Work out a sensible solutionA group of Japanese business associations have issued a joint statement expressing concern about Korean court rulings ordering that compensation is to be given to Korean workers who were conscripted to Japanese manufacturers during World War II. The Keidanren, or the Japan Business Federation, together with other groups warned in its statement that the court ruling would hamper investment and business in Korea because Japan has “fully and conclusively” settled all compensation issues and paid for its colonial rule when it signed a treaty with the South Korean government in 1965 to normalize diplomatic relations.
Local Korean courts have been ruling in favor of the plaintiffs seeking compensation for forced labor since Korea’s Supreme Court ruled last year that the 1965 settlement leaves room for reinterpretation, saying individual compensation is not covered by the accord between the two governments. In July, the Seoul High Court ordered Nippon Steel and Sumitomo Metal to pay four of its former workers 100 million won ($94,000) each.

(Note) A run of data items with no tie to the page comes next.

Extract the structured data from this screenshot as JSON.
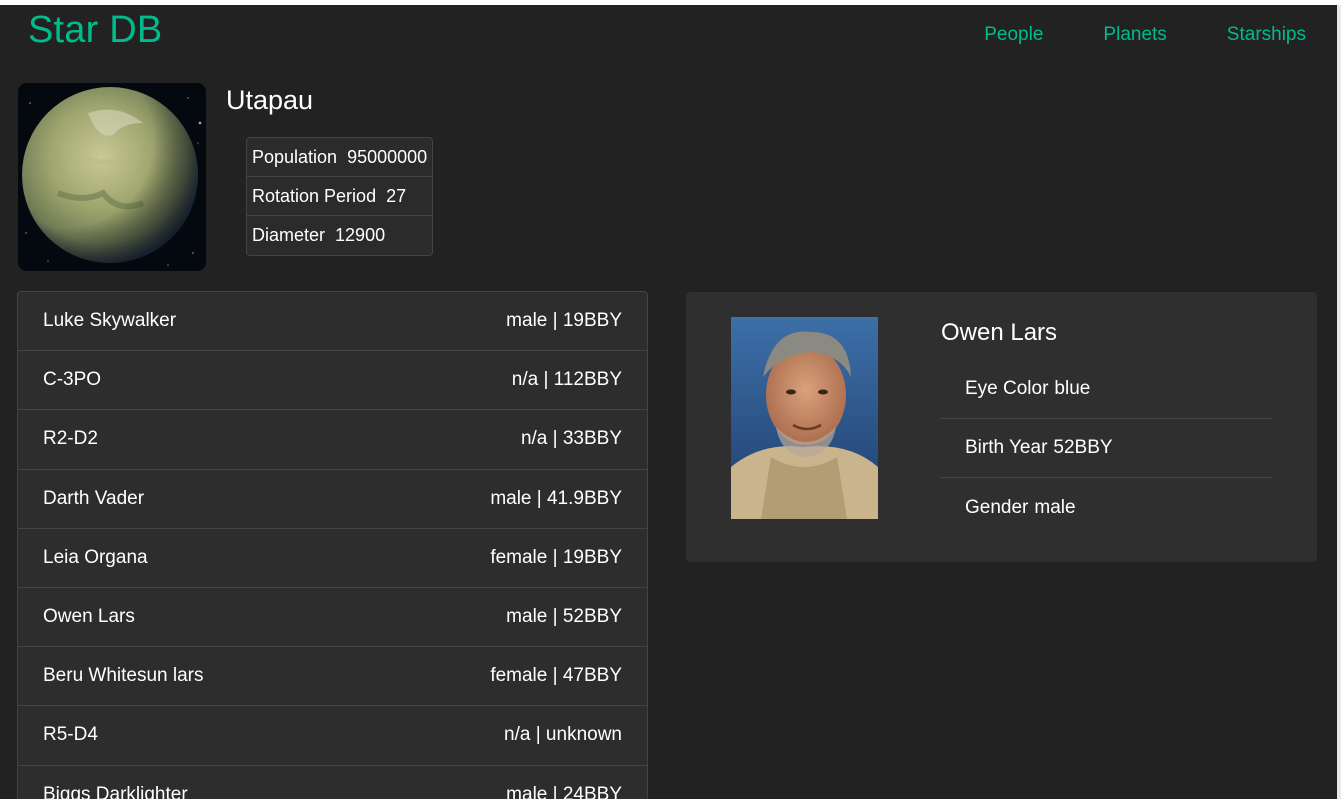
{
  "header": {
    "brand": "Star DB",
    "nav": [
      "People",
      "Planets",
      "Starships"
    ]
  },
  "planet": {
    "name": "Utapau",
    "image_alt": "planet image",
    "details": [
      {
        "term": "Population",
        "value": "95000000"
      },
      {
        "term": "Rotation Period",
        "value": "27"
      },
      {
        "term": "Diameter",
        "value": "12900"
      }
    ]
  },
  "people": [
    {
      "name": "Luke Skywalker",
      "info": "male | 19BBY"
    },
    {
      "name": "C-3PO",
      "info": "n/a | 112BBY"
    },
    {
      "name": "R2-D2",
      "info": "n/a | 33BBY"
    },
    {
      "name": "Darth Vader",
      "info": "male | 41.9BBY"
    },
    {
      "name": "Leia Organa",
      "info": "female | 19BBY"
    },
    {
      "name": "Owen Lars",
      "info": "male | 52BBY"
    },
    {
      "name": "Beru Whitesun lars",
      "info": "female | 47BBY"
    },
    {
      "name": "R5-D4",
      "info": "n/a | unknown"
    },
    {
      "name": "Biggs Darklighter",
      "info": "male | 24BBY"
    }
  ],
  "person": {
    "name": "Owen Lars",
    "details": [
      {
        "term": "Eye Color",
        "value": "blue"
      },
      {
        "term": "Birth Year",
        "value": "52BBY"
      },
      {
        "term": "Gender",
        "value": "male"
      }
    ]
  },
  "colors": {
    "accent": "#00bc8c",
    "background": "#222222",
    "card": "#2d2d2d"
  }
}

Another high court in Busan ordered Mitsubishi Heavy Industries to pay 80 million won to the families of its former Korean employees. Earlier this month, the Gwangju District Court handed down a similar ruling to plaintiffs against Mitsubishi Heavy Industries. If those rulings are upheld by the Supreme Court, the plaintiffs could try to have the court seize assets of the sued companies in South Korea.
Still it is not right for the business sector to protest together ahead of a final review by the Supreme Court. Its move could affect the judgment of the Korean judiciary and derail Korea-Japan relations, which have long held that business and political issues over historical debates be kept separate.

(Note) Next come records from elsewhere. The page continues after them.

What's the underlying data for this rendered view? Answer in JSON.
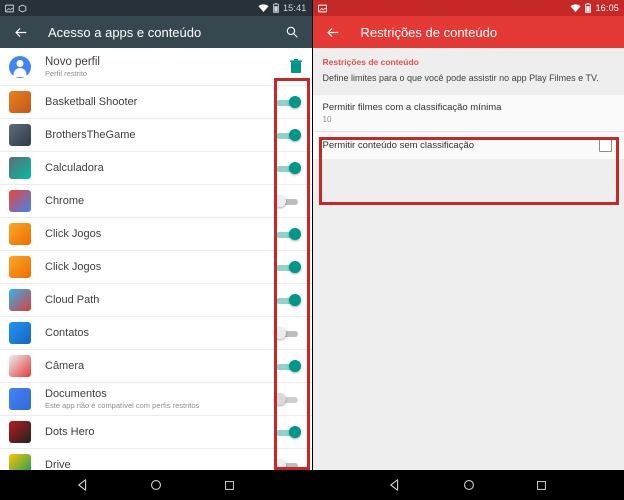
{
  "left": {
    "statusbar": {
      "icons": [
        "screenshot-icon",
        "package-icon",
        "wifi-icon",
        "battery-icon"
      ],
      "clock": "15:41",
      "bg": "#263238"
    },
    "appbar": {
      "title": "Acesso a apps e conteúdo",
      "back_icon": "back-arrow-icon",
      "search_icon": "search-icon",
      "bg": "#37474F"
    },
    "profile": {
      "name": "Novo perfil",
      "subtitle": "Perfil restrito",
      "avatar_icon": "person-avatar-icon",
      "delete_icon": "trash-icon",
      "delete_color": "#009688"
    },
    "apps": [
      {
        "name": "Basketball Shooter",
        "sub": "",
        "state": "on",
        "icon_colors": [
          "#E8821E",
          "#C2561A"
        ]
      },
      {
        "name": "BrothersTheGame",
        "sub": "",
        "state": "on",
        "icon_colors": [
          "#5D6B7A",
          "#2F3A45"
        ]
      },
      {
        "name": "Calculadora",
        "sub": "",
        "state": "on",
        "icon_colors": [
          "#5F6B74",
          "#00BFA5"
        ]
      },
      {
        "name": "Chrome",
        "sub": "",
        "state": "off",
        "icon_colors": [
          "#EA4335",
          "#4285F4"
        ]
      },
      {
        "name": "Click Jogos",
        "sub": "",
        "state": "on",
        "icon_colors": [
          "#F9A825",
          "#EF6C00"
        ]
      },
      {
        "name": "Click Jogos",
        "sub": "",
        "state": "on",
        "icon_colors": [
          "#F9A825",
          "#EF6C00"
        ]
      },
      {
        "name": "Cloud Path",
        "sub": "",
        "state": "on",
        "icon_colors": [
          "#29B6F6",
          "#E53935"
        ]
      },
      {
        "name": "Contatos",
        "sub": "",
        "state": "off",
        "icon_colors": [
          "#2196F3",
          "#1565C0"
        ]
      },
      {
        "name": "Câmera",
        "sub": "",
        "state": "on",
        "icon_colors": [
          "#ECEFF1",
          "#E53935"
        ]
      },
      {
        "name": "Documentos",
        "sub": "Este app não é compatível com perfis restritos",
        "state": "disabled",
        "icon_colors": [
          "#4285F4",
          "#3367D6"
        ]
      },
      {
        "name": "Dots Hero",
        "sub": "",
        "state": "on",
        "icon_colors": [
          "#B71C1C",
          "#212121"
        ]
      },
      {
        "name": "Drive",
        "sub": "",
        "state": "off",
        "icon_colors": [
          "#FFC107",
          "#0F9D58"
        ]
      }
    ],
    "navbar": {
      "back": "nav-back-icon",
      "home": "nav-home-icon",
      "recents": "nav-recents-icon"
    }
  },
  "right": {
    "statusbar": {
      "icons": [
        "screenshot-icon",
        "wifi-icon",
        "battery-icon"
      ],
      "clock": "16:05",
      "bg": "#C62828"
    },
    "appbar": {
      "title": "Restrições de conteúdo",
      "back_icon": "back-arrow-icon",
      "bg": "#E53935"
    },
    "section": {
      "header": "Restrições de conteúdo",
      "description": "Define limites para o que você pode assistir no app Play Filmes e TV."
    },
    "prefs": [
      {
        "title": "Permitir filmes com a classificação mínima",
        "value": "10",
        "control": "none"
      },
      {
        "title": "Permitir conteúdo sem classificação",
        "value": "",
        "control": "checkbox-unchecked"
      }
    ],
    "navbar": {
      "back": "nav-back-icon",
      "home": "nav-home-icon",
      "recents": "nav-recents-icon"
    }
  },
  "annotations": {
    "color": "#C62828",
    "boxes": [
      {
        "name": "left-toggles-highlight"
      },
      {
        "name": "right-prefs-highlight"
      }
    ]
  }
}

Japan has been protesting the Korean court rulings run counter to intergovernmental accord, but it cannot talk about justice considering the pain and hardship it imposed on Korea through its colonial rule. Japanese companies refusing to pay unpaid wages and compensation, despite earning huge wealth through forced labor because of an intergovernmental treaty is preposterous. The Korean government, too, is accountable for signing a treaty without seeking the approval of the victims. Korea has been able to rebuild its economy after the war through financial aid and cooperation from Japan, but that is little comfort to war victims.
The Korean government recognizes more than 200,000 people as victims of wartime forced labor. They could file lawsuits as well if the Supreme Court upholds those rulings.
German companies have provided separate compensation to foreign victims who were forced to labor for them under Nazi rule. Japanese companies that built their wealth from forced labor and Korean companies that benefited from aid from Japan could consider creating a joint fund to compensate victims. Instead of leaving everything to the judiciary, the governments of the two countries should try to find a reasonable compromise.